Data wranglers have tried bulking up training data sets with synthetically generated images, but such input often fails to capture real-world variety. Researchers propose a way to generate labeled data for visual tasks that aims to bring synthetic and real worlds into closer alignment.
What’s new: Where most approaches to synthesizing visual data concentrate on matching the appearance of real objects, Meta-Sim also aims to mimic their diversity and distribution as well. Its output proved quantitatively better than other methods in a number of tasks.
How it works: For a given task, Meta-Sim uses a probabilistic scene grammar, a set of compositional rules that attempt to represent objects and their distributions found in real-world scenes. To optimize the grammar attributes, Meta-Sim uses a neural network that continuously minimizes the divergence of object distributions between real-life images and synthetic images rendered from the grammar. The neural network can also be used to modify the grammar itself to boost performance on downstream tasks.

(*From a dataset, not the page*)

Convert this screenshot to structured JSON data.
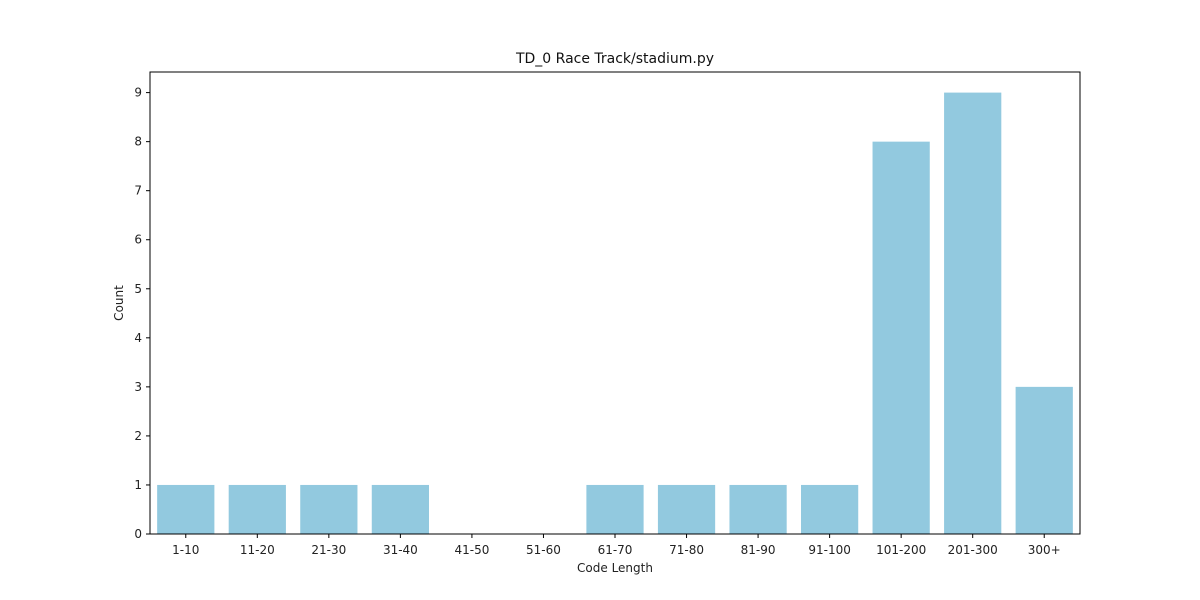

Results: Amlan Kar and his colleagues at MIT, Nvidia, University of Toronto, and Vector Institute show that tuning probabilistic scene grammars via Meta-Sim significantly improves generalization from synthetic to test data across a number of tasks. Trained on Meta-Sim data, networks built for digit recognition, car detection, and aerial road segmentation perform accurately on real-world data.
To be sure: Meta-Sim relies on probabilistic scene grammars for any particular task. Its output is only as good as the grammar itself, and it can model only scenes that are represented in PSG format.
Takeaway: There’s no such thing as too much labeled data. Meta-Sim offers an approach to generating endless quantities of diverse visual data that more closely mimics the real world, and points the way toward synthesizing more realistic data for other kinds of tasks. That could make for more accurate models going forward.